Be Grateful -- In Writing
Writing and sending thank-you cards takes very little time and reaps huge rewards.
When Amy was a little girl, birthdays rocked. Mom and Dad threw elaborate parties with complicated cakes, plenty of guests and – most importantly – lots of presents.
Then there was the day after the party.
Mom sat Amy down at the table with her personalized stationery and made her write a perfect (and unique) thank-you note for every gift she received. The process, it seemed, took forever.
Now that she's all grown up and has kids of her own, Amy understands the importance of the formal "thank you." What once seemed like a tedious chore is now an easy way to show appreciation and good manners. They don't have to be super-formal -- hand-written, yes, but formal, no. And this doesn't apply just to children: We grownups have a responsibility to gratefully acknowledge our gifts as well.

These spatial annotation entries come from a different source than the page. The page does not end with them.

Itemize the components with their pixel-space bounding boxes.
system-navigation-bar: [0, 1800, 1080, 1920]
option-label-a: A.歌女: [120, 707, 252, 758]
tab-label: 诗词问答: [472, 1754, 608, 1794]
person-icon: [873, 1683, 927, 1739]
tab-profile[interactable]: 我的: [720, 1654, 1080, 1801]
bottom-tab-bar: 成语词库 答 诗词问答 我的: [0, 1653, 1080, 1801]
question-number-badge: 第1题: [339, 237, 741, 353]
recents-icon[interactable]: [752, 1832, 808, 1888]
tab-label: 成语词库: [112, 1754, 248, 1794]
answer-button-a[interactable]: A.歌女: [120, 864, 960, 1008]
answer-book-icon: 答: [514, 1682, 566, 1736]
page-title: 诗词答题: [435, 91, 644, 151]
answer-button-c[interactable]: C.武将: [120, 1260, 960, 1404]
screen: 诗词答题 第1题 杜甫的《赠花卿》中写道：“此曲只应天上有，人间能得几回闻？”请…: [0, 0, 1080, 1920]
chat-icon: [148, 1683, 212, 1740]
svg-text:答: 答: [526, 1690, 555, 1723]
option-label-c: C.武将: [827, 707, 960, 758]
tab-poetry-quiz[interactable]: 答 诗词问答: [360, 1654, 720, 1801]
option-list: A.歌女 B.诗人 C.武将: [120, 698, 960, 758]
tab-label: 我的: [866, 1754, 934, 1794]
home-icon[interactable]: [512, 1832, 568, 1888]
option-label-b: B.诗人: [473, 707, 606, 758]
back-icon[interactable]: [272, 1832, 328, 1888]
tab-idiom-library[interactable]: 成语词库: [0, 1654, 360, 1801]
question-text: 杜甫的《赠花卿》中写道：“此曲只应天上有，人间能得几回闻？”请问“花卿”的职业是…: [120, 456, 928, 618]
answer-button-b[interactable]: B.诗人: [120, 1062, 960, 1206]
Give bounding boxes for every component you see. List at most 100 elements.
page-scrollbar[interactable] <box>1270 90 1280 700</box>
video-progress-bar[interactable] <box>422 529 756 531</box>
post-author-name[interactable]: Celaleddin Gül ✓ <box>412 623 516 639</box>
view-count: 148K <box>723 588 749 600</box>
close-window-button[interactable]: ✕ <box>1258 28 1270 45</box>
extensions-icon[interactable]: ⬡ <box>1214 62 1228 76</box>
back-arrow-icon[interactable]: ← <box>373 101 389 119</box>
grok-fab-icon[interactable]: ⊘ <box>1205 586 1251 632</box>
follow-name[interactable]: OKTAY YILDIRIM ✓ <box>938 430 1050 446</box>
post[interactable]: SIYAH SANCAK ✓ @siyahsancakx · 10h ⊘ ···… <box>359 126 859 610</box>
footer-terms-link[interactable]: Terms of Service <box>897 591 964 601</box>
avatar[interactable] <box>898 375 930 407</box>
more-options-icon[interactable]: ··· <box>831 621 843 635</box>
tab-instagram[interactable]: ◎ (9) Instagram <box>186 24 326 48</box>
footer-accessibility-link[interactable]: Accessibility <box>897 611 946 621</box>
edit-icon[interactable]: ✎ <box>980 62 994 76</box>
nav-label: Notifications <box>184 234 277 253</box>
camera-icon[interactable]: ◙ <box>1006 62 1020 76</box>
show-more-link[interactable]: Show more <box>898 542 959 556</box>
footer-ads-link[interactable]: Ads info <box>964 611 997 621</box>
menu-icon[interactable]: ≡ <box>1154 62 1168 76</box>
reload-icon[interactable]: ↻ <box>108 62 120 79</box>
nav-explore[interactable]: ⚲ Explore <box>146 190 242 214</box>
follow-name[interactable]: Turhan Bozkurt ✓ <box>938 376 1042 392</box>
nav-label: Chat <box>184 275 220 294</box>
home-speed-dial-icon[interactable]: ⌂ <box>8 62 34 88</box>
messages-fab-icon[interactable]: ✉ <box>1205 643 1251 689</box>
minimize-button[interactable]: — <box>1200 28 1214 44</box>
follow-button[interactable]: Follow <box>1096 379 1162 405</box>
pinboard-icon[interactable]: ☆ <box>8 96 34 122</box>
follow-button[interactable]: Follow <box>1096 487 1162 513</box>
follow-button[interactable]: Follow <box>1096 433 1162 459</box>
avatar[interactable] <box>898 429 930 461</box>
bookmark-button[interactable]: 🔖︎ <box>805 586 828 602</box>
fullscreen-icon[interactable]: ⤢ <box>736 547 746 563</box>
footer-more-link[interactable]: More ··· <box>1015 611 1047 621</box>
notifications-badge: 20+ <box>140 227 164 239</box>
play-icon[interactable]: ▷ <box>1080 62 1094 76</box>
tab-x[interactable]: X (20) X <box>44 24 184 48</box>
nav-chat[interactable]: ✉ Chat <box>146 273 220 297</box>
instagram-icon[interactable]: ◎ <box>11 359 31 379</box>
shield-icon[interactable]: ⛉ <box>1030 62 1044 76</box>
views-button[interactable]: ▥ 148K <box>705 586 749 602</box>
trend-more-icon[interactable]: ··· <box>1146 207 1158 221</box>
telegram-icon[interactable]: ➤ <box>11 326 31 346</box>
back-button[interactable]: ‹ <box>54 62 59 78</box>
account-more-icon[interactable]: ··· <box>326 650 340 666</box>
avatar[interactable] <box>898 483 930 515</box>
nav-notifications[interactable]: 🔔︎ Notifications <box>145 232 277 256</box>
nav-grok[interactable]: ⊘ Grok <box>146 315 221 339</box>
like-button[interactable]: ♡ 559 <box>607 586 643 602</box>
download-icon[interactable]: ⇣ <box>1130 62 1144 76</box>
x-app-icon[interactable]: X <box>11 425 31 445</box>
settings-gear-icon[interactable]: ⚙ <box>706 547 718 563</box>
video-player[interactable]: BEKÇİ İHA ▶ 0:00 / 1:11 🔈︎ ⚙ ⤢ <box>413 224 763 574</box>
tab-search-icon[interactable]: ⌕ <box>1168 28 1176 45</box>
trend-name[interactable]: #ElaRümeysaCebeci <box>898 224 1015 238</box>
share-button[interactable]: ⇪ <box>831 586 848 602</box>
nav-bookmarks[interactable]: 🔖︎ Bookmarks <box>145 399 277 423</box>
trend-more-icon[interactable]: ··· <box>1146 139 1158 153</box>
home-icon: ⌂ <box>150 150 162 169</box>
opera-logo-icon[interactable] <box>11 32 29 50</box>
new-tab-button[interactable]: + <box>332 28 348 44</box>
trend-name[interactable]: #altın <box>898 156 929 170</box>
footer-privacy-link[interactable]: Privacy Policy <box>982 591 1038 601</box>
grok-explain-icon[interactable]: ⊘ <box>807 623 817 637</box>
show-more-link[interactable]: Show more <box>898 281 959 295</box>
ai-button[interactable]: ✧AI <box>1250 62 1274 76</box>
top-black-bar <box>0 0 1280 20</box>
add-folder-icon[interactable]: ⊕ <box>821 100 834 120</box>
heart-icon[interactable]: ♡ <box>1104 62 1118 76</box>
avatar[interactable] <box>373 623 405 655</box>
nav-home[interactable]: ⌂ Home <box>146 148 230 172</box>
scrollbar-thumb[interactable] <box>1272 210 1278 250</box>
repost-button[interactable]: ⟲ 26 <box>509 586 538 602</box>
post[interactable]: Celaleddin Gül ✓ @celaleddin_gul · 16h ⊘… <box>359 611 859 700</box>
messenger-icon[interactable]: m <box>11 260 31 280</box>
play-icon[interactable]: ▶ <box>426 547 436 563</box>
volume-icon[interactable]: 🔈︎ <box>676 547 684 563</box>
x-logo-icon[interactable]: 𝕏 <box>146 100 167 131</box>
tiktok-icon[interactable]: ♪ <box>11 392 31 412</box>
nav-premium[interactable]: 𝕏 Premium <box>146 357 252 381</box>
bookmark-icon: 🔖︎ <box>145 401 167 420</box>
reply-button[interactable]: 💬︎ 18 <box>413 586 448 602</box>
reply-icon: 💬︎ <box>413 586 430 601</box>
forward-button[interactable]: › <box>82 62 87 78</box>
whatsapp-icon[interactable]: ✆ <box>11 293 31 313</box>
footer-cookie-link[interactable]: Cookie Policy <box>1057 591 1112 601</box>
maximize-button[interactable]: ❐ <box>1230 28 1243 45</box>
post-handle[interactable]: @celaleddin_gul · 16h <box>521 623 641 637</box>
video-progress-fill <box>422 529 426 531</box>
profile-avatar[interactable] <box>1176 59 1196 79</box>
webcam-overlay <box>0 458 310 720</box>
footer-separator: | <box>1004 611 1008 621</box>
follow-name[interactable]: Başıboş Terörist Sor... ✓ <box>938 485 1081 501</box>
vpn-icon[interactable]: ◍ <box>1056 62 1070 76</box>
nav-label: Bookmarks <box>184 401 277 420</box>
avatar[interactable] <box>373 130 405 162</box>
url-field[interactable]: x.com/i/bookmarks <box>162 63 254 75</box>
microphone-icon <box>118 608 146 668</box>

Here are three reasons your family should get into the thank-you card habit:
People like to feel appreciated
At the wedding of a good friend, Mark left a card with a generous amount of cash on the gift table. He never received a thank-you from his old buddy and assumed the card had been lost or stolen. He eventually asked his friend about it and was assured that the gift was received and put to good use. Shame on the newlyweds for leaving Mark in the dark!
The thank-you card is like a receipt for the gift giver. Whether it's the most wonderful thing ever or something completely useless, a gift must be acknowledged. The giver wants to know that you received the gift and that you are aware of who was kind enough to give it to you.
Bonus: When you notice the nice things people do for you, they're more likely to do it again.
A written "thank you" shows good manners
Nearly 20 years after her wedding, Mary approached the woman who gave her a beautiful handmade afghan as a gift. It was the first wedding present Mary and her husband received, yet they could not recall ever writing a proper thank-you note. When Mary sheepishly asked about it – all those years later – the gift giver replied, "No, I do not remember receiving a thank-you card from you; however, if you had sent one... now that I would remember…"
Tip: Not sure what to write? Look online for some thank-you card examples, or browse through cards at the stationery store for ideas.
Snail mail is a special treat
Thanks to email, Facebook, texting and instant messaging, old-fashioned written correspondence between friends is virtually non-existent. In any given week, how much personal mail (letters, cards) do you receive?
People love receiving mail addressed to them. A handwritten thank-you note sent via the postal service is a special treat. It offers something other than junk mail or bills to open.
Bottom line: Email and text message thank yous do not count!
Become gracious and get into the good graces of your gift givers. They'll appreciate your words of thanks, and you'll feel good about it, too.